Sunday, 28 October 2007

The limited role of transparency

Charlie McCreevy, EU internal market commissioner, has an interesting point about transparency in regulatory dealings. According to the FT, McCreevy will say that transparency has a useful role to play in dealing with opaque financial instruments but will add:

When the stability of a financial institution is at risk, the situation is best resolved behind closed doors. Unfortunately, in recent weeks, gold-plated transparency rules stood in the way of the quiet resolution of a problem before it became a crisis.

The result was that transparency rules that were intended to underpin investor confidence, when put to the test, actually promoted investor panic. Panic that culminated in a bank run – averted only by a central bank lifeboat which in turn spread moral hazard throughout the system.

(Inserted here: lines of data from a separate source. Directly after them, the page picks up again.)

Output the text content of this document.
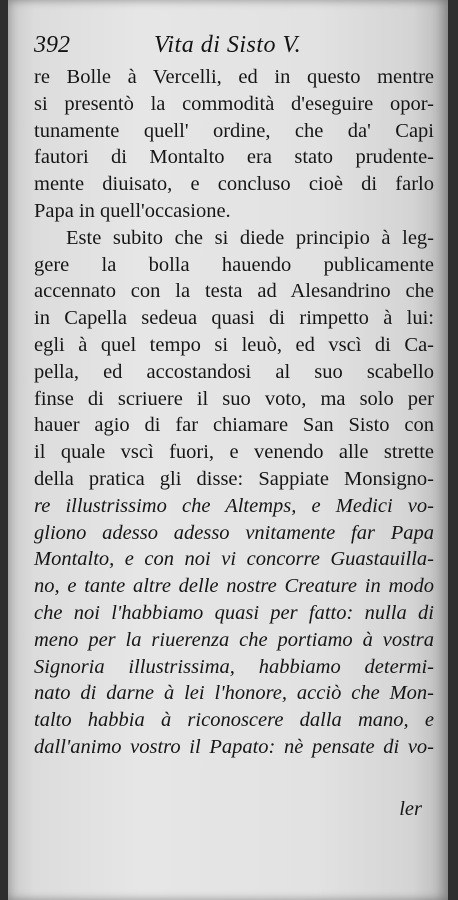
392	Vita di Sisto V.
re Bolle à Vercelli, ed in questo mentre
si presentò la commodità d'eseguire opor-
tunamente quell' ordine, che da' Capi
fautori di Montalto era stato prudente-
mente diuisato, e concluso cioè di farlo
Papa in quell'occasione.
Este subito che si diede principio à leg-
gere la bolla hauendo publicamente
accennato con la testa ad Alesandrino che
in Capella sedeua quasi di rimpetto à lui:
egli à quel tempo si leuò, ed vscì di Ca-
pella, ed accostandosi al suo scabello
finse di scriuere il suo voto, ma solo per
hauer agio di far chiamare San Sisto con
il quale vscì fuori, e venendo alle strette
della pratica gli disse: Sappiate Monsigno-
re illustrissimo che Altemps, e Medici vo-
gliono adesso adesso vnitamente far Papa
Montalto, e con noi vi concorre Guastauilla-
no, e tante altre delle nostre Creature in modo
che noi l'habbiamo quasi per fatto: nulla di
meno per la riuerenza che portiamo à vostra
Signoria illustrissima, habbiamo determi-
nato di darne à lei l'honore, acciò che Mon-
talto habbia à riconoscere dalla mano, e
dall'animo vostro il Papato: nè pensate di vo-
ler
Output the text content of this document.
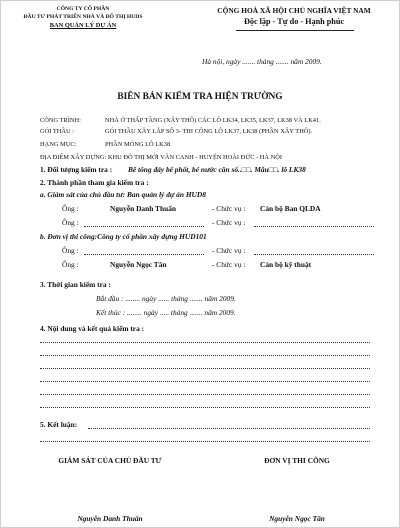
CÔNG TY CỔ PHẦN
ĐẦU TƯ PHÁT TRIỂN NHÀ VÀ ĐÔ THỊ HUDS
BAN QUẢN LÝ DỰ ÁN
CỘNG HOÀ XÃ HỘI CHỦ NGHĨA VIỆT NAM
Độc lập - Tự do - Hạnh phúc
Hà nội, ngày ....... tháng ....... năm 2009.
BIÊN BẢN KIỂM TRA HIỆN TRƯỜNG
CÔNG TRÌNH:	NHÀ Ở THẤP TẦNG (XÂY THÔ) CÁC LÔ LK34, LK35, LK37, LK38 VÀ LK41.
GÓI THẦU :	GÓI THẦU XÂY LẮP SỐ 3- THI CÔNG LÔ LK37, LK38 (PHẦN XÂY THÔ).
HẠNG MỤC:	PHẦN MÓNG LÔ LK38
ĐỊA ĐIỂM XÂY DỰNG: KHU ĐÔ THỊ MỚI VÂN CANH - HUYỆN HOÀI ĐỨC - HÀ NỘI
1. Đối tượng kiểm tra : Bê tông đáy bể phốt, bể nước căn số..□□. Mẫu□□. lô LK38
2. Thành phần tham gia kiểm tra :
a. Giám sát của chủ đầu tư: Ban quản lý dự án HUD8
Ông :	Nguyễn Danh Thuấn	- Chức vụ : Cán bộ Ban QLDA
Ông :	- Chức vụ :
b. Đơn vị thi công:Công ty cổ phần xây dựng HUD101
Ông :	- Chức vụ :
Ông :	Nguyễn Ngọc Tân	- Chức vụ : Cán bộ kỹ thuật
3. Thời gian kiểm tra :
Bắt đầu : ........ ngày ...... tháng ....... năm 2009.
Kết thúc : ........ ngày ..... tháng ....... năm 2009.
4. Nội dung và kết quả kiểm tra :
5. Kết luận:
GIÁM SÁT CỦA CHỦ ĐẦU TƯ	ĐƠN VỊ THI CÔNG
Nguyễn Danh Thuấn	Nguyễn Ngọc Tân
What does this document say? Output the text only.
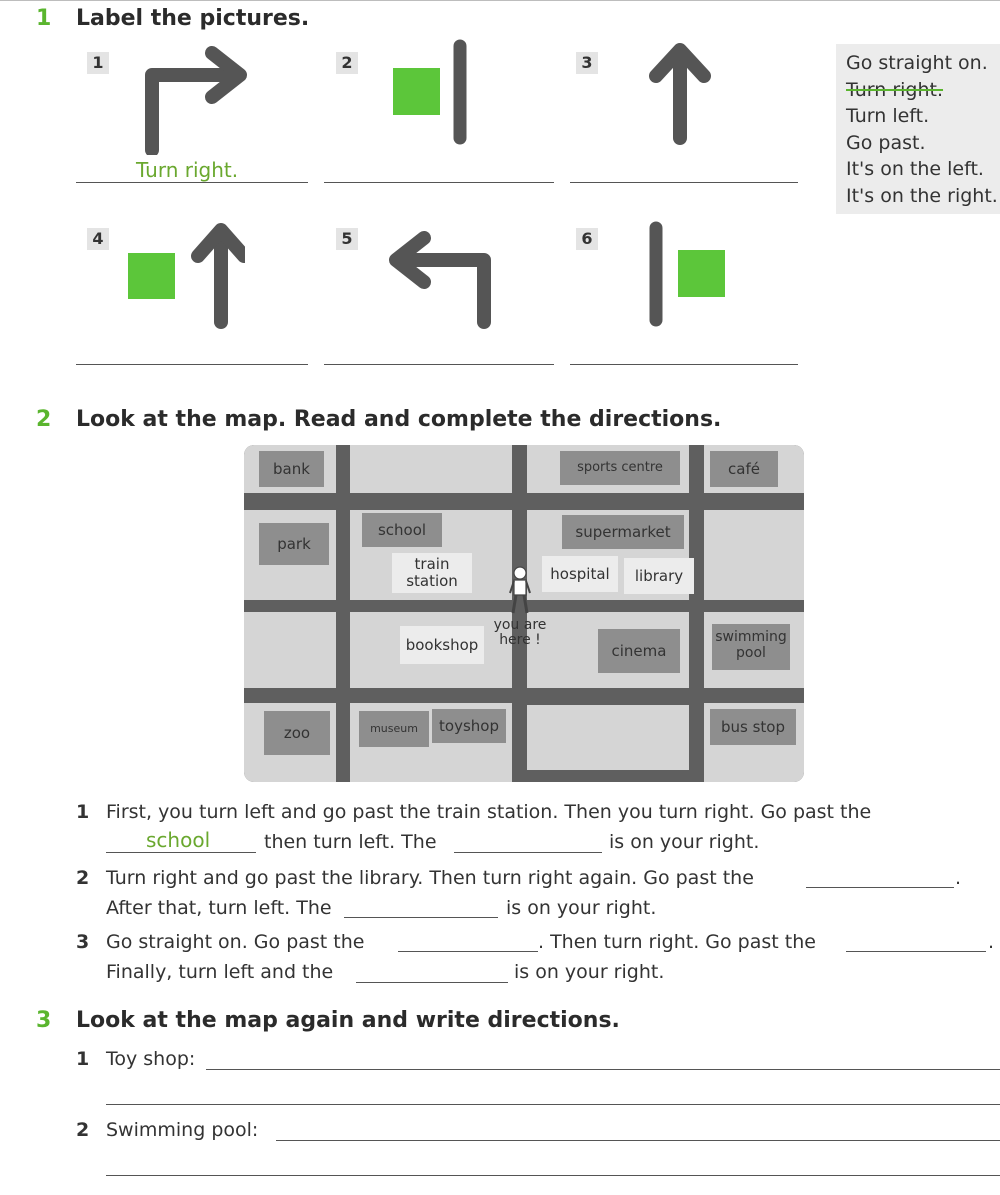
1 Label the pictures.
1
Turn right.
2	3	Go straight on.
Turn right.
Turn left.
Go past.
It's on the left.
It's on the right.
4	5	6
2 Look at the map. Read and complete the directions.
bank	sports centre	café
park
school	supermarket
train
station	hospital	library
you are
here !
bookshop	cinema
swimming
pool
zoo	museum	toyshop	bus stop
1 First, you turn left and go past the train station. Then you turn right. Go past the
school	then turn left. The	is on your right.
2 Turn right and go past the library. Then turn right again. Go past the	.
After that, turn left. The	is on your right.
3 Go straight on. Go past the	. Then turn right. Go past the	.
Finally, turn left and the	is on your right.
3 Look at the map again and write directions.
1 Toy shop:
2 Swimming pool:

I think the language here is a little too careless: it is not obvious that these situations are always best resolved in the dark. It was helpful, for instance, to know about the FED's Section 23A loosening. But it does seem reasonable that they sometimes are, and that supervisors and central banks should be able to act covertly if they think best, subject to later judicial and democratic scrutiny, of course. Alastair Darling certainly considers it potentially useful for the Bank of England to be able to act in secret.

This all boils down to market manipulation. Is it OK for the regulator to manipulate sentiment (and almost certainly conduct an off-market transaction) for the long term greater good? Personally I think it is, but these should be rare events. If we slide closer to Italian dirigisme, that would not be helpful.